Além de apostar neste lado menos comercial, esta primeira feira internacional optou, segundo Luís Mergulhão, por uma dimensão menor do que a das grandes feiras, como a Arco Madrid, nos gigantescos pavilhões da Ifema, de onde o visitante sai extenuado. “As feiras estão tendencialmente a tornar-se mais pequenas”, sustenta. E o Centro de Congressos do Estoril foi a primeira opção, tendo o tamanho justo. Além do mais, explica, “o Estoril está numa linha contígua a Lisboa. Para um estrangeiro que nos visite, é um sítio com um enorme apelo”. O Centro de Congressos foi cedido pela Câmara de Cascais. “Mas de resto, optámos por não pedir apoios institucionais. A ideia é que no futuro possa haver apoios de entidades ligadas não só às artes como ao sector económico”. Pormenor adicional, a Est Art Fair fecha a temporada das feiras internacionais. É a última, já em pleno Verão.

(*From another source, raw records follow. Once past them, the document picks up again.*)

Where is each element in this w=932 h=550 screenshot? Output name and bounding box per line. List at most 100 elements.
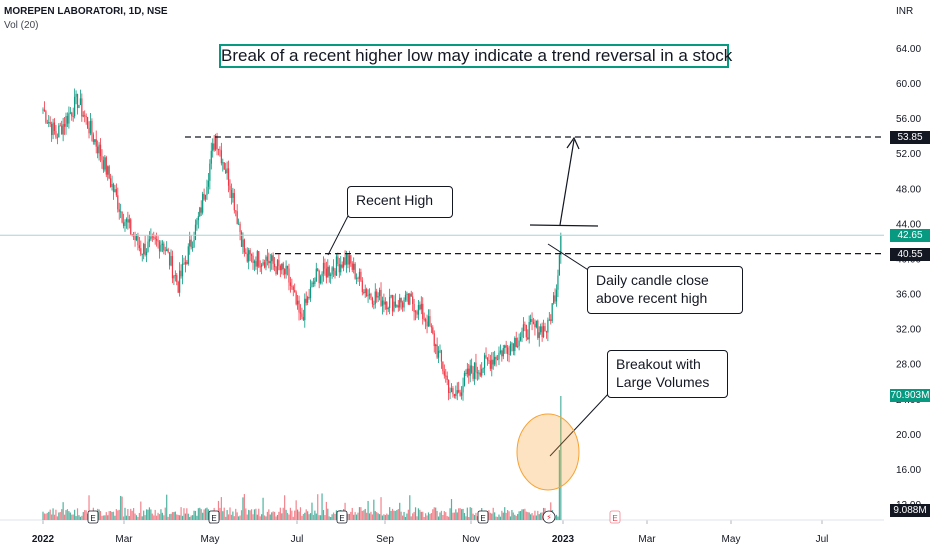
candle-body (105, 157, 107, 175)
candle-body (170, 256, 172, 266)
volume-bar (305, 509, 307, 520)
candle-body (171, 256, 174, 279)
volume-bar (202, 512, 204, 520)
candle-body (305, 298, 307, 303)
candle-body (114, 189, 116, 192)
candle-body (69, 112, 71, 114)
candle-body (112, 183, 115, 192)
candle-body (459, 392, 461, 396)
volume-bar (527, 512, 529, 520)
volume-bar (141, 516, 143, 520)
candle-body (322, 262, 325, 274)
volume-bar (130, 508, 132, 520)
time-tick-label: Mar (638, 534, 656, 545)
candle-body (179, 270, 181, 293)
volume-bar (537, 510, 539, 520)
candle-body (560, 235, 562, 256)
candle-body (196, 220, 198, 225)
candle-body (75, 93, 77, 97)
candle-body (184, 261, 187, 265)
volume-bar (402, 515, 404, 520)
volume-bar (180, 507, 182, 520)
candle-body (491, 359, 493, 369)
candle-body (320, 276, 322, 284)
candle-body (507, 347, 509, 355)
volume-bar (191, 515, 194, 520)
volume-bar (439, 512, 441, 520)
candle-body (364, 289, 366, 294)
volume-bar (120, 495, 122, 520)
volume-bar (86, 513, 89, 520)
candle-body (63, 124, 66, 127)
candle-body (45, 111, 47, 123)
candle-body (286, 265, 289, 269)
volume-bar (223, 507, 225, 520)
volume-bar (229, 507, 231, 520)
candle-body (252, 255, 254, 263)
volume-bar (383, 514, 385, 520)
volume-bar (353, 514, 355, 520)
time-tick-label: Nov (462, 534, 480, 545)
candle-body (58, 125, 60, 138)
time-tick-label: Sep (376, 534, 394, 545)
volume-bar (105, 512, 107, 520)
volume-bar (111, 511, 113, 520)
candle-body (554, 295, 556, 302)
candle-body (81, 98, 83, 117)
candle-body (180, 270, 182, 277)
candle-body (376, 291, 378, 298)
volume-bar (82, 512, 84, 520)
volume-bar (436, 510, 438, 520)
target-arrow (559, 139, 575, 226)
volume-bar (494, 512, 496, 520)
candle-body (235, 210, 237, 212)
volume-bar (227, 514, 230, 520)
candle-body (551, 303, 553, 321)
candle-body (449, 392, 451, 393)
volume-bar (143, 510, 145, 520)
volume-bar (156, 515, 158, 520)
volume-bar (135, 515, 138, 520)
volume-bar (125, 515, 128, 520)
volume-bar (414, 507, 417, 520)
volume-bar (137, 516, 139, 520)
volume-bar (318, 515, 320, 520)
candle-body (361, 280, 363, 293)
candle-body (462, 385, 464, 393)
candle-body (366, 289, 368, 297)
candle-body (437, 350, 440, 358)
candle-body (206, 186, 208, 195)
candle-body (488, 360, 490, 362)
time-tick-label: 2023 (552, 534, 575, 545)
candle-body (253, 261, 256, 263)
volume-bar (518, 511, 520, 520)
volume-bar (295, 500, 297, 520)
candle-body (291, 285, 293, 287)
volume-bar (272, 511, 274, 520)
volume-bar (304, 512, 306, 520)
candle-body (402, 302, 404, 308)
volume-bar (376, 512, 378, 520)
volume-bar (351, 507, 353, 520)
volume-bar (423, 516, 425, 520)
volume-bar (226, 510, 228, 520)
candle-body (177, 281, 179, 293)
candle-body (433, 333, 435, 347)
candle-body (275, 266, 277, 274)
volume-bar (65, 510, 67, 520)
candle-body (439, 350, 441, 352)
volume-bar (268, 509, 270, 520)
candle-body (143, 243, 145, 255)
candle-body (427, 316, 430, 327)
volume-bar (471, 507, 473, 520)
candle-close-line-2: above recent high (596, 290, 708, 306)
volume-bar (443, 511, 445, 520)
candle-body (318, 270, 320, 284)
candle-body (89, 120, 92, 134)
volume-bar (412, 513, 414, 520)
volume-indicator-label[interactable]: Vol (20) (4, 20, 39, 31)
candle-body (118, 209, 120, 212)
volume-bar (384, 515, 386, 520)
volume-bar (321, 493, 323, 520)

Para já, afirma Luís Mergulhão, a pujança da capacidade de mobilização dos agentes portugueses ficou provada “com a adesão espontânea de grandes galerias internacionais que foram convidadas e que aceitaram estar presentes”. É que em vez de um convite geral dirigido a todas as galerias, foi criado um comité internacional de selecção que escolheu a dedo quem queria que estivesse no Estoril. Barbara Thumm (Berlim), Eduardo Brandão (São Paulo), Pedro Maisterra (Espanha) Pedro Oliveira (Porto) e Vera Cortês (Lisboa) são os elementos desse comité. E entre as galerias presentes contam-se as reputadas Air de Paris (França), Jacqueline Martins (São Paulo), Kurimanzutto (Cidade do México) e a Malborough Contemporary (Londres).

Lissitsky como modelo

A Est Art Fair é um evento que mistura uma feira e uma exposição com dois grupos que trabalharam de forma distinta. O grupo curatorial, dirigido por Delfim Sardo, inclui a portuguesa Filipa Oliveira e o brasileiro Moacir dos Anjos. E também este grupo fez uma escolha muito precisa. Para os Solo Projects, foram convidados nove artistas que vieram representados pelas suas galerias. A proposta foi a de cada artista apresentar o seu projecto “a partir de um clássico da arte do século XX, a intervenção de Lazar Lissitzky, apresentada em 1923 em Berlim, e ocupando o espaço preciso de 3,46 m de largura por 3,20 de altura”, explica Delfim Sardo, acrescentando que “a adesão das galerias foi imediata, só duas não conseguiram vir por motivos de agenda”.

Na exposição ‘Drawing the World’, a peça de Lawrence Weiner apresentada na Bienal de Veneza do ano passado está colocada à entrada da feira. E entre as várias obras, conta-se “as seis peças de Gordon Matta-Clark, sobre papel recortado, e que são uma referência no último quartel do século XX”, diz Delfim Sardo. Encarando o desenho num sentido amplo, a exposição inclui uma obra de 1979 de Helena Almeida que é o som de um lápis a desenhar, ou a peça de Dennis Oppenheim, nada mais que um vídeo do filho dele a tentar reproduzir numa parede o desenho que ele lhe está a fazer nas costas.

O desenho surgiu como tema da primeira edição, “porque a prática do desenho é uma espécie de zona íntima dos artistas. A adesão das galerias e das entidades emprestadoras das obras fez-nos perceber que, de facto, é um tema importante na arte contemporânea, mas tem sido pouco explorado”, explica.

As Art Talks versam igualmente a temática do desenho e são acessíveis a todos os visitantes.